The situation:
- Have a git project (A)
- Have a second git project (B) that I want to merge to A under a directory
- This needs to be done once. After that, project B will not be re-sync to A’s subdirectory
- Need to preserve history
The actual situation: I have a git project that is named “drlaunch” and another git project that is named “debian”. “debian” is the packaging directory for drlaunch. The problem occurred because I used to have two svn trees, one for the project and one for the debian/ directory for making this a package for maemo.
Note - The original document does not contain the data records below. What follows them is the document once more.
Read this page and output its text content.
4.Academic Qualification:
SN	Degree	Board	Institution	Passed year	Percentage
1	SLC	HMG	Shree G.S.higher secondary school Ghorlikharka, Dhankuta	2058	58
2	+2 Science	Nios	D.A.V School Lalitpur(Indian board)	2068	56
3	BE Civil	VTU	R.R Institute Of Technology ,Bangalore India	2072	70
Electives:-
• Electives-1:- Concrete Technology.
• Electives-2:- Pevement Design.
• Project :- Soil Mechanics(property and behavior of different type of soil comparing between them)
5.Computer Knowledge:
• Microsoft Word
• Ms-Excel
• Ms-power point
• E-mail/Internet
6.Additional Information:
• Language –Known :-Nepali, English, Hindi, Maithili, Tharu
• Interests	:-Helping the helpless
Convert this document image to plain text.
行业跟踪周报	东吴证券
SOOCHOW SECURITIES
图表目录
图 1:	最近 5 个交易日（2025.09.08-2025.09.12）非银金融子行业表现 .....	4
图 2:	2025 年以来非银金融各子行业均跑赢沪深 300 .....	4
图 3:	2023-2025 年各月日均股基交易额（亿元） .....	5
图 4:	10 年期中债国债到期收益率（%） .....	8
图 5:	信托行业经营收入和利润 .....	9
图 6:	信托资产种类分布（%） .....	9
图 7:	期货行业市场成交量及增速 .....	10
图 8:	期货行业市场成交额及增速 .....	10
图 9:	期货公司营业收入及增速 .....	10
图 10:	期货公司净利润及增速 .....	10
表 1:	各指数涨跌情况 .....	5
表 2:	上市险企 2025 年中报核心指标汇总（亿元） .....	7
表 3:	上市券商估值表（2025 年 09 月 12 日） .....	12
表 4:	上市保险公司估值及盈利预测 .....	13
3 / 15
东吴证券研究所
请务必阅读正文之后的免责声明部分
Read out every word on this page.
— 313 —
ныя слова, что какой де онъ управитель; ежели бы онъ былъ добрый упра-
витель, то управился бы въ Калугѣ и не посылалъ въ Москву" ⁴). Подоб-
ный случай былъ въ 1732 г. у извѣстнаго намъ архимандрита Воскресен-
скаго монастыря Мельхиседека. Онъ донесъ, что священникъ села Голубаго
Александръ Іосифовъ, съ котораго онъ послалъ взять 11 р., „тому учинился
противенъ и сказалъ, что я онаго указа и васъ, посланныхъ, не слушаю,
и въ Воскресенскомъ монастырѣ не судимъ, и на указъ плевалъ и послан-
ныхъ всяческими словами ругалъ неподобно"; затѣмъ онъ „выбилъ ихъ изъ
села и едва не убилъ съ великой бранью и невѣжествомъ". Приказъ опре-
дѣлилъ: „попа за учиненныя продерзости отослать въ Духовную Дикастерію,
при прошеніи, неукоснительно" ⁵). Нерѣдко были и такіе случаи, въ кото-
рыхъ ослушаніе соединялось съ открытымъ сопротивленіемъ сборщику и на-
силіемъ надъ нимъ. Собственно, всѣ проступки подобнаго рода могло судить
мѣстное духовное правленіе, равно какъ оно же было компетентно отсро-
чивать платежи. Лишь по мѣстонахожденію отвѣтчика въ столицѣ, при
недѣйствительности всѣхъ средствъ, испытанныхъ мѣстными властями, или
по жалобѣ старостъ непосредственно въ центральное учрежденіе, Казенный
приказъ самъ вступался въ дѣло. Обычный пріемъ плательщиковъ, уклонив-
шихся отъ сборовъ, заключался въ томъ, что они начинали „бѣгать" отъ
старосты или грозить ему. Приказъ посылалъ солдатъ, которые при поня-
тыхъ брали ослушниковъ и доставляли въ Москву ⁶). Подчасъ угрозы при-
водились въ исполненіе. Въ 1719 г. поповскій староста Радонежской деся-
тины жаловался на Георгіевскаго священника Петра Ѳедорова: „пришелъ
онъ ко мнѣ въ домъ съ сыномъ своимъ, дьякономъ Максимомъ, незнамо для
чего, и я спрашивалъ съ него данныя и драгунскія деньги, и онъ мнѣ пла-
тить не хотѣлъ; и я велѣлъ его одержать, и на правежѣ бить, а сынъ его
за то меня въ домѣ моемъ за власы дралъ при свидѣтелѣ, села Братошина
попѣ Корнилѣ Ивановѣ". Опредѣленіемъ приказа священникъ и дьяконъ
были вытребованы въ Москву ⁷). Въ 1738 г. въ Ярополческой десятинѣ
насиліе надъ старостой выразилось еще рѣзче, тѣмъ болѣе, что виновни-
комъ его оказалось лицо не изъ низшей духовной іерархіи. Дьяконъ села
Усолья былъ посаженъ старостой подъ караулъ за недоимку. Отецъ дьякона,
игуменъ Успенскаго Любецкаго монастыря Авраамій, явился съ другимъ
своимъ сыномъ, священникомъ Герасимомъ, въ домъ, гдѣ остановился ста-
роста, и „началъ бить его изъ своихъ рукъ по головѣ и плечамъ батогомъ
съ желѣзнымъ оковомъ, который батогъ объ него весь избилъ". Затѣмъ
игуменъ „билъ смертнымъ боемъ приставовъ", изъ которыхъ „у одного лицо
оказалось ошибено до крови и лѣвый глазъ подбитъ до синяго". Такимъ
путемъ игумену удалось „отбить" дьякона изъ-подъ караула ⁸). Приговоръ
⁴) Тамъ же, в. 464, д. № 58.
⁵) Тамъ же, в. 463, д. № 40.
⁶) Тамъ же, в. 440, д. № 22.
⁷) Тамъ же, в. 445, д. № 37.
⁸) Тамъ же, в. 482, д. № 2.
I found a number of related things but all of them were complicated because they were doing more than I wanted. Finally, I came to this simple solution:
Under project drlaunch, there is a subdir drlaunch. I want to include the project debian under a directory named debian in the drlaunch project. The tree looks like this:
drlaunch (project) -- drlaunch (dir) debian (project)
And at the end I want it to look like this:
drlaunch (project) |-- drlaunch (dir) -- debian (dir)
The solution is as simple as this:
- Go to the debian’s project dir and export all changes with format-patch:[shell]
cd debian/
mkdir ../1
git format-patch –root -o ../1/
rm ../1/0000-*
[/shell](Note: The removal of the first file is required. The file should be empty and for me it triggers a git bug causing it to use 100% cpu indefinitely. Feel free to check it yourself)
- Go to the drlaunch’s project dir and import all changes to a directory:
[shell]
cd drlaunch/
git am –directory=debian/ ../1/*
[/shell] - Ta-da! Ready! Now compare the tree to be sure that nothing bad happend:
[shell]
diff -uR debian ../debian/
[/shell]
Don’t forget to commit your changes.